Throughout the first half of the 1900’s, in the early days of the old employment agency business (the forerunner of the modern Temporary Staffing Industry (TSI)), agencies charged workers a direct fee for job placement. The workers then became the employees of the companies where they performed their jobs. The agency’s work was done as soon as the worker was connected with an employer.

But this system of temporary staffing bred corruption. Agencies and employers frequently conspired to continuously hire and fire workers, so fees could be collected over and over again. This arrangement was known as “fee-splitting” as the charges to workers were divided between agency and employer. Workers who used for-profit employment agencies were often forced to pay what was essentially a ransom for the right to work in certain areas and professions. 
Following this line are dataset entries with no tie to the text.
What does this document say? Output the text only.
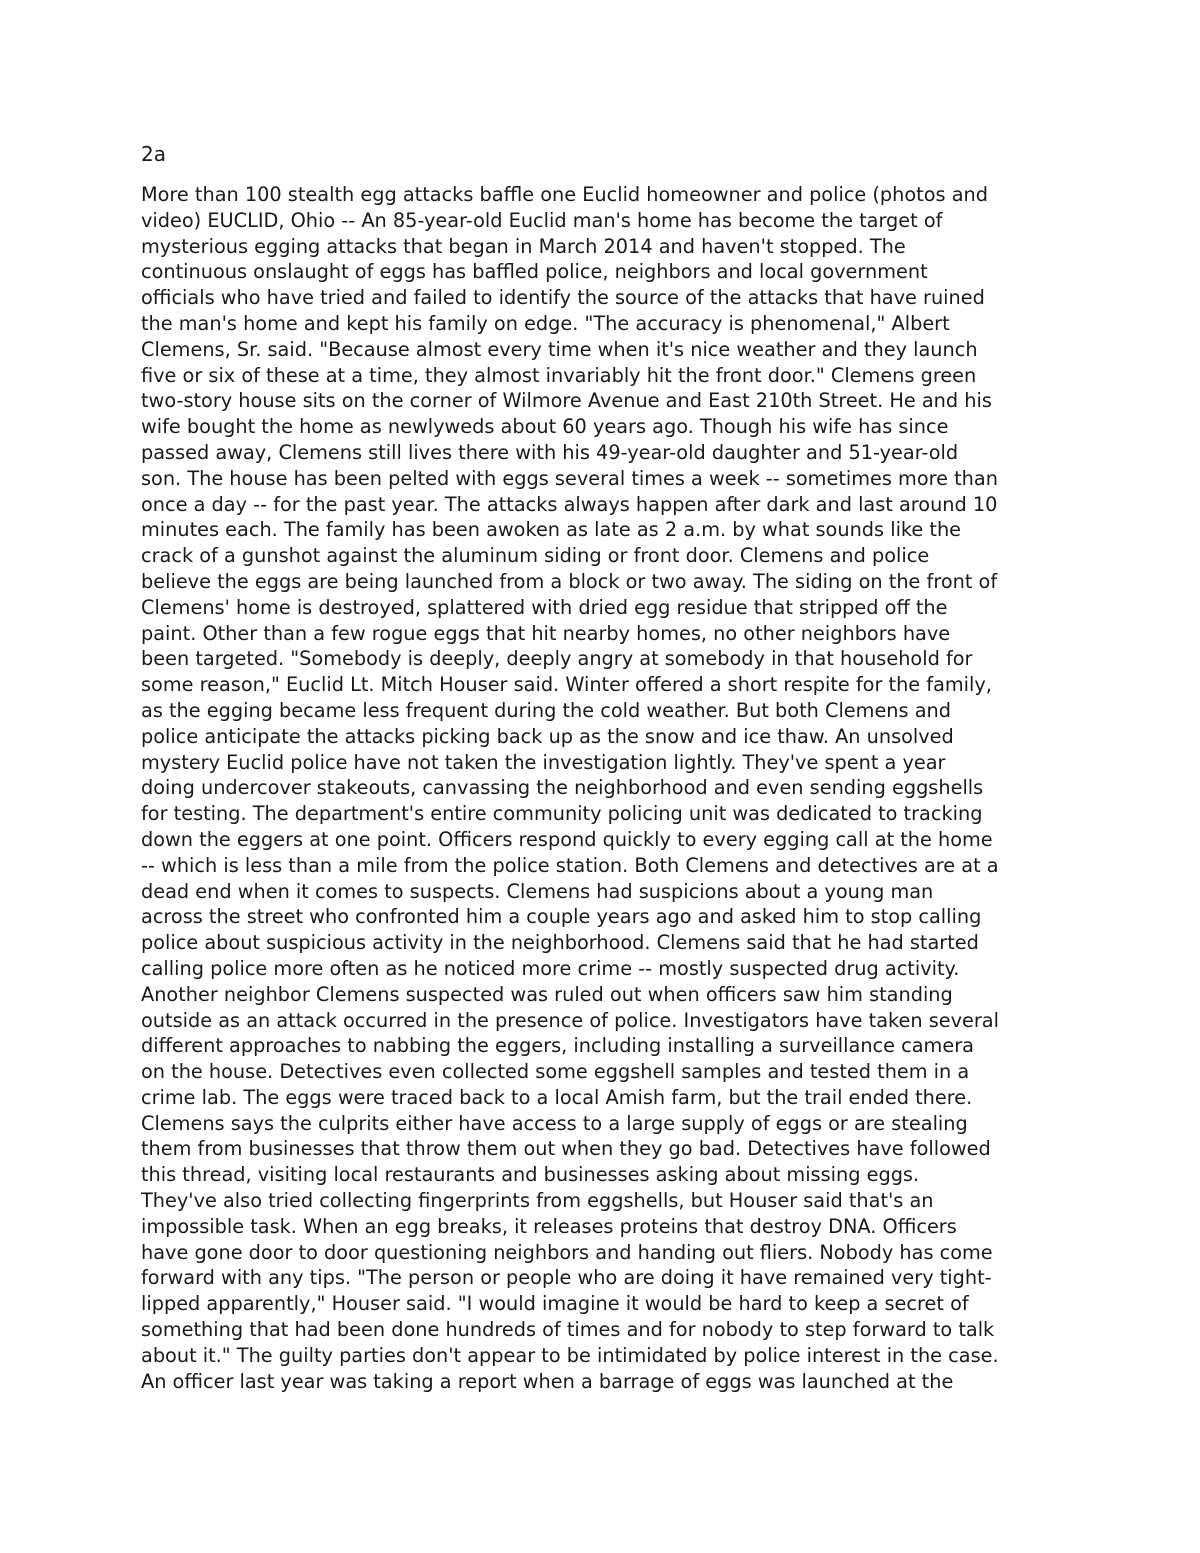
2a
More than 100 stealth egg attacks baffle one Euclid homeowner and police (photos and
video) EUCLID, Ohio -- An 85-year-old Euclid man's home has become the target of
mysterious egging attacks that began in March 2014 and haven't stopped. The
continuous onslaught of eggs has baffled police, neighbors and local government
officials who have tried and failed to identify the source of the attacks that have ruined
the man's home and kept his family on edge. "The accuracy is phenomenal," Albert
Clemens, Sr. said. "Because almost every time when it's nice weather and they launch
five or six of these at a time, they almost invariably hit the front door." Clemens green
two-story house sits on the corner of Wilmore Avenue and East 210th Street. He and his
wife bought the home as newlyweds about 60 years ago. Though his wife has since
passed away, Clemens still lives there with his 49-year-old daughter and 51-year-old
son. The house has been pelted with eggs several times a week -- sometimes more than
once a day -- for the past year. The attacks always happen after dark and last around 10
minutes each. The family has been awoken as late as 2 a.m. by what sounds like the
crack of a gunshot against the aluminum siding or front door. Clemens and police
believe the eggs are being launched from a block or two away. The siding on the front of
Clemens' home is destroyed, splattered with dried egg residue that stripped off the
paint. Other than a few rogue eggs that hit nearby homes, no other neighbors have
been targeted. "Somebody is deeply, deeply angry at somebody in that household for
some reason," Euclid Lt. Mitch Houser said. Winter offered a short respite for the family,
as the egging became less frequent during the cold weather. But both Clemens and
police anticipate the attacks picking back up as the snow and ice thaw. An unsolved
mystery Euclid police have not taken the investigation lightly. They've spent a year
doing undercover stakeouts, canvassing the neighborhood and even sending eggshells
for testing. The department's entire community policing unit was dedicated to tracking
down the eggers at one point. Officers respond quickly to every egging call at the home
-- which is less than a mile from the police station. Both Clemens and detectives are at a
dead end when it comes to suspects. Clemens had suspicions about a young man
across the street who confronted him a couple years ago and asked him to stop calling
police about suspicious activity in the neighborhood. Clemens said that he had started
calling police more often as he noticed more crime -- mostly suspected drug activity.
Another neighbor Clemens suspected was ruled out when officers saw him standing
outside as an attack occurred in the presence of police. Investigators have taken several
different approaches to nabbing the eggers, including installing a surveillance camera
on the house. Detectives even collected some eggshell samples and tested them in a
crime lab. The eggs were traced back to a local Amish farm, but the trail ended there.
Clemens says the culprits either have access to a large supply of eggs or are stealing
them from businesses that throw them out when they go bad. Detectives have followed
this thread, visiting local restaurants and businesses asking about missing eggs.
They've also tried collecting fingerprints from eggshells, but Houser said that's an
impossible task. When an egg breaks, it releases proteins that destroy DNA. Officers
have gone door to door questioning neighbors and handing out fliers. Nobody has come
forward with any tips. "The person or people who are doing it have remained very tight-
lipped apparently," Houser said. "I would imagine it would be hard to keep a secret of
something that had been done hundreds of times and for nobody to step forward to talk
about it." The guilty parties don't appear to be intimidated by police interest in the case.
An officer last year was taking a report when a barrage of eggs was launched at the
Government regulation of the employment agency business tried to stop “fee-splitting” and other serious abuses. In the decades after WWII, many states set ceilings on the fees that could be charged to workers. “One of the most important reasons for regulating private employment agencies is to protect applicants against excessive fees,” the U.S. Department of Labor stated in 1960. However, the emerging Temporary Staffing Industry (TSI) found a way to avoid the regulation and ensure the continued growth of its revenues. 


Throughout the 1960’s the TSI successfully organized lobbying efforts in all 50 states. The lobbying most often targeted state legislatures, and instead of changing the legality of direct hire fees, the industry changed the legal definition of a temporary staffing agency. No longer did the agency provide a service connecting workers with employers. The new legal definition of a staffing agency was as a direct employer, now leasing its own employees to work under the direction of other companies. Regulation no longer applied to these “new” types of businesses. This put temp workers in the position of being legally employed by a staffing agency, rather than the company where they performed their work on a daily basis.


Under the this legal arrangement, with direct fees to workers eliminated, temp workers are paid an average of 22% less for the same work as direct employees and are much less likely to receive benefits of any kind. The savings from the reduction in compensation to workers is essentially split between the agency that legally employs the worker, and the client business that uses the worker’s services. Thus, the “fee-splitting” arraignment has taken a new form, but remained intact. 


Today, the main lobbying group for the staffing industry is the American Staffing Association (ASA). The ASA is based just outside of Washington, DC, but has 29 local chapters in individual states and regions. They represent the interests of staffing agency ownership and management, not the millions of temp agency workers. They continue to protect the unique legal status of the industry.


For more detail on the history of the Temporary Staffing Industry, Read George Gonos’ Fee-Splitting Revisited: Concealing Surplus Value in the Temporary Employment Relationship.

Types of “Temp” Jobs

The temporary staffing industry is perhaps best known for its earlier years and placing female clerical workers and day laborers/farm workers. But the industry has grown to place workers in nearly every occupation in the US.


Temporary staffing agencies place more workers in industrial jobs (blue collar, manufacturing, construction) than any other area. 


The phrase "Contract Worker" has become increasingly popular in recent years for describing some of the higher skilled groups of temporary staffing agency employees included lawyers and IT professionals. The relationship is the same. "Contract" is just another word for "temp.”




Average Daily Employment

Approximately three million Americans work through a temporary staffing agency on any given workday. That's about 2% of the total non-farm US workforce. 1 out of 50 employees works for a temporary staffing agency. 

Since the recession, 20% of all jobs gained back to the US economy have been temporary jobs. It has marked a trend of losing "good" jobs, and gaining back "bad" jobs. 


Most economists expect the growth of the temporary staffing industry to strongly continue into the future, with the economy on track to reach its greatest numbers of temporary workers.